Today it’s the turn of my daughter, the youngest of the three children who agreed to write down a few of their childhood Christmas memories. As she was the second one to ‘submit’ her post, she gets to go in the middle instead, as she used to complain, of always being the last to know or do anything. (Not true – I’ve always been scrupulously fair)!
Every family has their own Christmas traditions – mine were no exception. For some unknown reason, for a few years running one of my brothers and I would play football in the garden on Christmas Eve. We’d often play throughout the year but not as often in the winter, yet on Christmas Eve it became a ‘thing’ that we’d play again. I’ve no idea why!
I’d go to bed on Christmas Eve knowing I’d wake up early with a stocking hanging on my bedroom door and hoping that Santa had delivered presents under the tree downstairs (thankfully, he always did). Having big brothers, five and seven years old than me, I must give them credit for never diluting the magic of Christmas. They never ruined anything as I imagine many older siblings have done.
Still in my pyjamas, I would open my stocking usually when it was still dark outside with my parents sleeping on the top floor of our house.
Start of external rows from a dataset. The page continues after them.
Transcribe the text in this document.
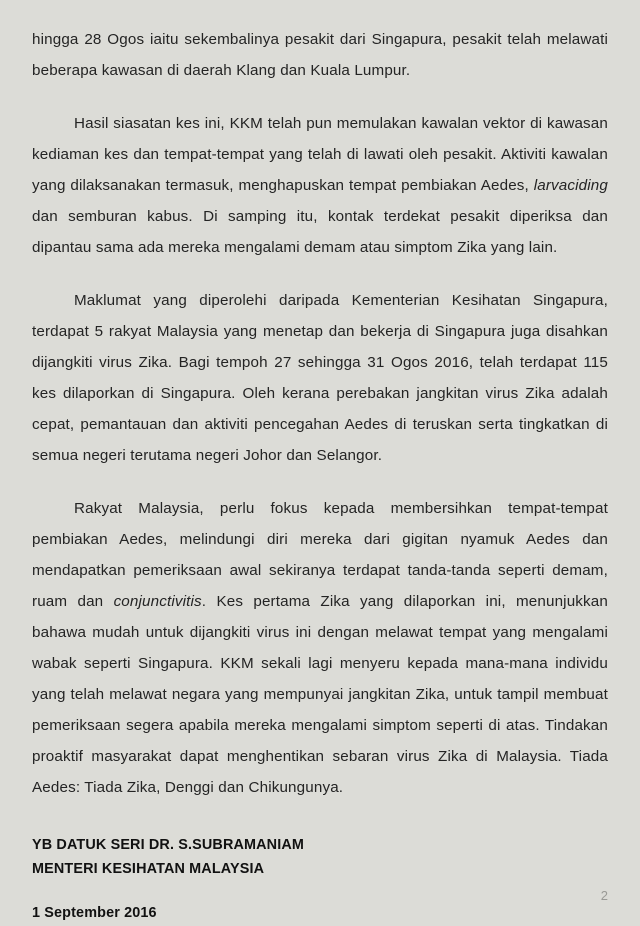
hingga 28 Ogos iaitu sekembalinya pesakit dari Singapura, pesakit telah melawati beberapa kawasan di daerah Klang dan Kuala Lumpur.

Hasil siasatan kes ini, KKM telah pun memulakan kawalan vektor di kawasan kediaman kes dan tempat-tempat yang telah di lawati oleh pesakit. Aktiviti kawalan yang dilaksanakan termasuk, menghapuskan tempat pembiakan Aedes, larvaciding dan semburan kabus. Di samping itu, kontak terdekat pesakit diperiksa dan dipantau sama ada mereka mengalami demam atau simptom Zika yang lain.

Maklumat yang diperolehi daripada Kementerian Kesihatan Singapura, terdapat 5 rakyat Malaysia yang menetap dan bekerja di Singapura juga disahkan dijangkiti virus Zika. Bagi tempoh 27 sehingga 31 Ogos 2016, telah terdapat 115 kes dilaporkan di Singapura. Oleh kerana perebakan jangkitan virus Zika adalah cepat, pemantauan dan aktiviti pencegahan Aedes di teruskan serta tingkatkan di semua negeri terutama negeri Johor dan Selangor.

Rakyat Malaysia, perlu fokus kepada membersihkan tempat-tempat pembiakan Aedes, melindungi diri mereka dari gigitan nyamuk Aedes dan mendapatkan pemeriksaan awal sekiranya terdapat tanda-tanda seperti demam, ruam dan conjunctivitis. Kes pertama Zika yang dilaporkan ini, menunjukkan bahawa mudah untuk dijangkiti virus ini dengan melawat tempat yang mengalami wabak seperti Singapura. KKM sekali lagi menyeru kepada mana-mana individu yang telah melawat negara yang mempunyai jangkitan Zika, untuk tampil membuat pemeriksaan segera apabila mereka mengalami simptom seperti di atas. Tindakan proaktif masyarakat dapat menghentikan sebaran virus Zika di Malaysia. Tiada Aedes: Tiada Zika, Denggi dan Chikungunya.

YB DATUK SERI DR. S.SUBRAMANIAM
MENTERI KESIHATAN MALAYSIA
1 September 2016
2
I don’t know how early we would actually get up but I have memories of my brothers and I creeping downstairs into the kitchen to put some Weetabix crumbs in bowls and then placing the bowls into the dishwasher. Our parents said we had to eat breakfast before we opened our presents. This was our way of outsmarting the system. After all, surely Christmas Day is one of only two times a year it’s acceptable to eat chocolate for breakfast (the other being Easter).
There was more waiting as my dad lit the fire. Presents couldn’t be distributed until it was roaring. Imagine being a young child in a room full of presents and not being able to touch them until the fire was going. As an adult, I can now understand how it made the morning more special. As the youngest, I was always the present giver-outer. I pretended it was a chore, but if anyone had taken it away from me, I’d have been secretly devastated! It was a role I had for many years, even as a teenager.
The rest of our Christmas day passed by like I imagine lots of peoples do, full of family and food but one memory sticks out – tree presents. They were given out after dinner, I think usually from my grandparents. They were never big gifts but perhaps more than stocking fillers. Either way, it was a way of prolonging the presents which, as a child, was great.
Whilst I’m sure it was often stressful behind the scenes, my parents never let it show. In my memory, we used to have the most wonderful Christmases. And now, with a three year old who has been asking for Christmas songs on Alexa since August, the magical feeling is returning! I hope that I make her Christmas as wonderful as my parents made mine and my brothers.